George Paxton (firstname.lastname@example.org)
87 Barrington Drive, Glasgow G4 9ES, Scotland
Cheques should be made payable to The Gandhi Foundation or payment can be made through paypal via the Donate button.
For shipment overseas, please contact email@example.com for a quote.
Muriel Lester, Gandhi and Kingsley Hall
This is the title of a new 18 page GF pamphlet written by David Maxwell, a Trustee of both the Gandhi Foundation and of Kingsley Hall and a former teacher. He relates the story of the remarkable Lester sisters, especially Muriel, who established the Kingsley Hall community centre in Bow in 1915, an area which at the time consisted of run-down housing and smoky and smelly factories. The author focuses on the Lester-Gandhi connection and describes how she first met Gandhi at his ashram in 1926 and tried to persuade him to come to Britain, startling him by saying that she wanted him to “come and learn from us”. However it was not until 1931 that Gandhi came, this time to attend a conference on the political future of India. Gandhi’s contacts in Britain wished him to stay close to the conference centre for his convenience but Muriel managed to persuade Gandhi to stay every night at Kingsley Hall to be in a place that was in keeping with his concern for the less privileged.
Gandhi’s last visit to Britain was memorable not for the negotiations, which were a failure, but for his impact on the many people from all walks of life that he met then. David Maxwell tells this story beautifully, and points out that Kingsley Hall is a building well used by the local multicultural community today. The small rooms where Gandhi stayed can be visited by arrangement.

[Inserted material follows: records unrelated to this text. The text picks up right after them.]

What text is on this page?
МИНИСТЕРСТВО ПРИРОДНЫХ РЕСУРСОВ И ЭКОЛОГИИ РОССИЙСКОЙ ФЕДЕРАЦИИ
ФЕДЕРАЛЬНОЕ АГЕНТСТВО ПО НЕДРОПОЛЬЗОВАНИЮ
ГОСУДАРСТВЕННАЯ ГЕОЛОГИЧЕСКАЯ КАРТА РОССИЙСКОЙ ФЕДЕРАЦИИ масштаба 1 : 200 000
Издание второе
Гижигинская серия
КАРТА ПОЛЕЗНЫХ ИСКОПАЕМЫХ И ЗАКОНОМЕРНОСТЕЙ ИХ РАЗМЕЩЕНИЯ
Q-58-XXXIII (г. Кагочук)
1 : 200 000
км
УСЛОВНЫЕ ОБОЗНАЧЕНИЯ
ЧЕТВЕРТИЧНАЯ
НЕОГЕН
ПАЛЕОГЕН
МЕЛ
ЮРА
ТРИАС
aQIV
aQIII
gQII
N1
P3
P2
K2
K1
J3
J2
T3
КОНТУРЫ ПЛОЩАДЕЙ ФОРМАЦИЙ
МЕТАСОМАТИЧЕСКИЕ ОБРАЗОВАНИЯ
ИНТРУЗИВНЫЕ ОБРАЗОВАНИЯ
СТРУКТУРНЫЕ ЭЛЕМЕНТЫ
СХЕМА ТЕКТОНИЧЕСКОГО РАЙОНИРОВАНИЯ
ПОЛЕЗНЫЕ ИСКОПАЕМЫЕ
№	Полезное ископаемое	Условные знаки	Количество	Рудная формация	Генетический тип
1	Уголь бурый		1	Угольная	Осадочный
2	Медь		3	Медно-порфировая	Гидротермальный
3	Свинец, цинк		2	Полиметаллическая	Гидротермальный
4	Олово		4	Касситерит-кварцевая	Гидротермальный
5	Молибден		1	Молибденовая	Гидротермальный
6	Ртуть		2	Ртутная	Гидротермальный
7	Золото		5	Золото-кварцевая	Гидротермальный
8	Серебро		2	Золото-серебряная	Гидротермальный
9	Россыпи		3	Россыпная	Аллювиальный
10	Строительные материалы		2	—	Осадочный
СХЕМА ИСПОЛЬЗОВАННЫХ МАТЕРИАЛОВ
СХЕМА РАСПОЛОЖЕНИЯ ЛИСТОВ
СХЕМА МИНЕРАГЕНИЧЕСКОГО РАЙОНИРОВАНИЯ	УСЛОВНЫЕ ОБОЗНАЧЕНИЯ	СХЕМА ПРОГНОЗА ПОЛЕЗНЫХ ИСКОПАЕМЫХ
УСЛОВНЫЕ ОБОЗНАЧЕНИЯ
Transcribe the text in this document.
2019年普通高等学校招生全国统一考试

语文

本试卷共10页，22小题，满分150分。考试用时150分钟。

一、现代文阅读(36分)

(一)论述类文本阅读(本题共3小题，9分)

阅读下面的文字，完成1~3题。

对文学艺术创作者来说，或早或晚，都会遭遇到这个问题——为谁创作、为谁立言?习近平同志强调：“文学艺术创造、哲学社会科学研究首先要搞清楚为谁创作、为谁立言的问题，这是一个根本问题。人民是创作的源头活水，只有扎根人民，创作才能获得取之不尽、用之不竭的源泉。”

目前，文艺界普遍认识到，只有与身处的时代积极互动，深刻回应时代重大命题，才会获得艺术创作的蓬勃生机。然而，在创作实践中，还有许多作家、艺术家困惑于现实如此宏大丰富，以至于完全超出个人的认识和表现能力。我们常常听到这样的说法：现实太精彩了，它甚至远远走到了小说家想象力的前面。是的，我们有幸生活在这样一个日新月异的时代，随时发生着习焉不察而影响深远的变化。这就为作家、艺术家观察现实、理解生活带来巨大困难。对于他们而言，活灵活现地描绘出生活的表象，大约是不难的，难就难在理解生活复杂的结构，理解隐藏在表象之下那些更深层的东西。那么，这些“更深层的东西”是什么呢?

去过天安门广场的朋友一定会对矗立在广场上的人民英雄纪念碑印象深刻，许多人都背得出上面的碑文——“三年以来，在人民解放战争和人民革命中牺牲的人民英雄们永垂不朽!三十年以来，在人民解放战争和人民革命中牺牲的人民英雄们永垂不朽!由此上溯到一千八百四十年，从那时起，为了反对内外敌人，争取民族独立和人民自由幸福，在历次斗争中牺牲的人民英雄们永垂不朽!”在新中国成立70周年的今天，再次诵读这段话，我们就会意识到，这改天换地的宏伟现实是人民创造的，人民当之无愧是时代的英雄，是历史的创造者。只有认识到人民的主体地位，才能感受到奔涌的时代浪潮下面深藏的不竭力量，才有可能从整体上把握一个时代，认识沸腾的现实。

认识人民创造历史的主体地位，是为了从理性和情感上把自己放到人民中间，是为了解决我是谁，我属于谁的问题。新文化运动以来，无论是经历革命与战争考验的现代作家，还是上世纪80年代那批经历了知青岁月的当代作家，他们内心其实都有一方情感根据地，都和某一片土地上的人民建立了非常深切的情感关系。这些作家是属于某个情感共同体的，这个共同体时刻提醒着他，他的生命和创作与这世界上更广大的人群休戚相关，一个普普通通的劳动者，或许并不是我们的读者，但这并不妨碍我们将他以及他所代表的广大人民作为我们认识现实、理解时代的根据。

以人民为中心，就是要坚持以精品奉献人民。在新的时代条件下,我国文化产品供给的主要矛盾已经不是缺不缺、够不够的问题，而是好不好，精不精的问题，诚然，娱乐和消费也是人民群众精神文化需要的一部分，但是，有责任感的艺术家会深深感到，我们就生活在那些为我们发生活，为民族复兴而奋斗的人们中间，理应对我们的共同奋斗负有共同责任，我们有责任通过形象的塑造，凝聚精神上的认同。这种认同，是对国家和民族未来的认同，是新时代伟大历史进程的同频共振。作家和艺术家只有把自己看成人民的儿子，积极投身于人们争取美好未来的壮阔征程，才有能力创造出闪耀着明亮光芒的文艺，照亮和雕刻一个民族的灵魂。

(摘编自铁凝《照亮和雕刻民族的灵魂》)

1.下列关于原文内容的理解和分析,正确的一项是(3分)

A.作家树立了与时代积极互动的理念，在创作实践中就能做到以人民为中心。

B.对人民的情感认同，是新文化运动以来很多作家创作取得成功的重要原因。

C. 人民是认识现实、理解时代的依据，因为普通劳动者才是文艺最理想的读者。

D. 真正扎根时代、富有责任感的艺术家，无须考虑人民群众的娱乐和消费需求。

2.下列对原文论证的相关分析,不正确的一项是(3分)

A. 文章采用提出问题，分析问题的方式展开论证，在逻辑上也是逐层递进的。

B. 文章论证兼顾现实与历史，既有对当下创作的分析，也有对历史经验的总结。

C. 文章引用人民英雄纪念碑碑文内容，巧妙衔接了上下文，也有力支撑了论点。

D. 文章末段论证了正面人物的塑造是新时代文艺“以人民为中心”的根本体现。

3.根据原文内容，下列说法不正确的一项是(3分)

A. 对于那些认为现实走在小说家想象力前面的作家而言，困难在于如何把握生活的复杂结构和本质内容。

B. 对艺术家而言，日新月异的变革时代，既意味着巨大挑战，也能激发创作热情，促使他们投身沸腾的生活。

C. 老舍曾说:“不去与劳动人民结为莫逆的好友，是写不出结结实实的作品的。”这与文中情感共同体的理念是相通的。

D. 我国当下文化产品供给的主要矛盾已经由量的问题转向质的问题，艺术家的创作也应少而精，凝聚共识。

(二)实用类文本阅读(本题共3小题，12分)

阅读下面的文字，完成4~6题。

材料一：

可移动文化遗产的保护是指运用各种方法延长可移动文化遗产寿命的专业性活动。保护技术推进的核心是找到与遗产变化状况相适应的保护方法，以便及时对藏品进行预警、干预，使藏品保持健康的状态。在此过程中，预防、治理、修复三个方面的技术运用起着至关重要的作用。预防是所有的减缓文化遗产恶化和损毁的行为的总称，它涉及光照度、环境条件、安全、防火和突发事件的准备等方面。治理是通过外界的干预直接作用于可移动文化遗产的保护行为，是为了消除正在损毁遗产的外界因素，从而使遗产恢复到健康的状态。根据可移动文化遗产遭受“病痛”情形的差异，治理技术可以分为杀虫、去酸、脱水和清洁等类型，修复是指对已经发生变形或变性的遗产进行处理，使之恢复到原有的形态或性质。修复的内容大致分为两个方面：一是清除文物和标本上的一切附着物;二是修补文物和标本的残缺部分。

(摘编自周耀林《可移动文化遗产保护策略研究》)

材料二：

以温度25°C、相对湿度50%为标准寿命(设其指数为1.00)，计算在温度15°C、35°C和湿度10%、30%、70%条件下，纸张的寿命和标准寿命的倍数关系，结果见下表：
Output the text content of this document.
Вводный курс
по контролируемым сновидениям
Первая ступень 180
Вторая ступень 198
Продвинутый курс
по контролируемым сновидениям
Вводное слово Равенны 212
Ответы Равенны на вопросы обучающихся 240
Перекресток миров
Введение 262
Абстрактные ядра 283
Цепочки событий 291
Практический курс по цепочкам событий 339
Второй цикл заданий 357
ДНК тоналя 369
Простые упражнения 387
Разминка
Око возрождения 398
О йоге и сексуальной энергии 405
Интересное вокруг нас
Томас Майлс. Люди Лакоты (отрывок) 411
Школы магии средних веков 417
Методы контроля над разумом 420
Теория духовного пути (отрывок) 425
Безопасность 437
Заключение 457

The pamphlet is available for £3.50 Write to: firstname.lastname@example.org
Sonja Schlesin: Gandhi’s South African Secretary
by George Paxton
Sonja Schlesin, of Russian Jewish origin, became secretary to Mohandas K. Gandhi at the age of 17 when Gandhi was at the beginning of his career as a radical reformer in South Africa. She soon became a key figure in the satyagraha campaigns and was a superb organiser. Strongly opinionated, she espoused female/male equality and was the first woman to try to enter the legal profession in South Africa. Although supported by Gandhi she was turned down as a female trying to enter a male preserve. Although Gandhi wanted her to come to India to organise his educational programmes, she remained in South Africa and taught in schools there, were she was perceived as a brilliant but eccentric teacher. She retained her interest in Gandhi’s future career and they kept in touch by correspondence. Schlesin and Gandhi shared many ideals which they both lived out to an unusual degree.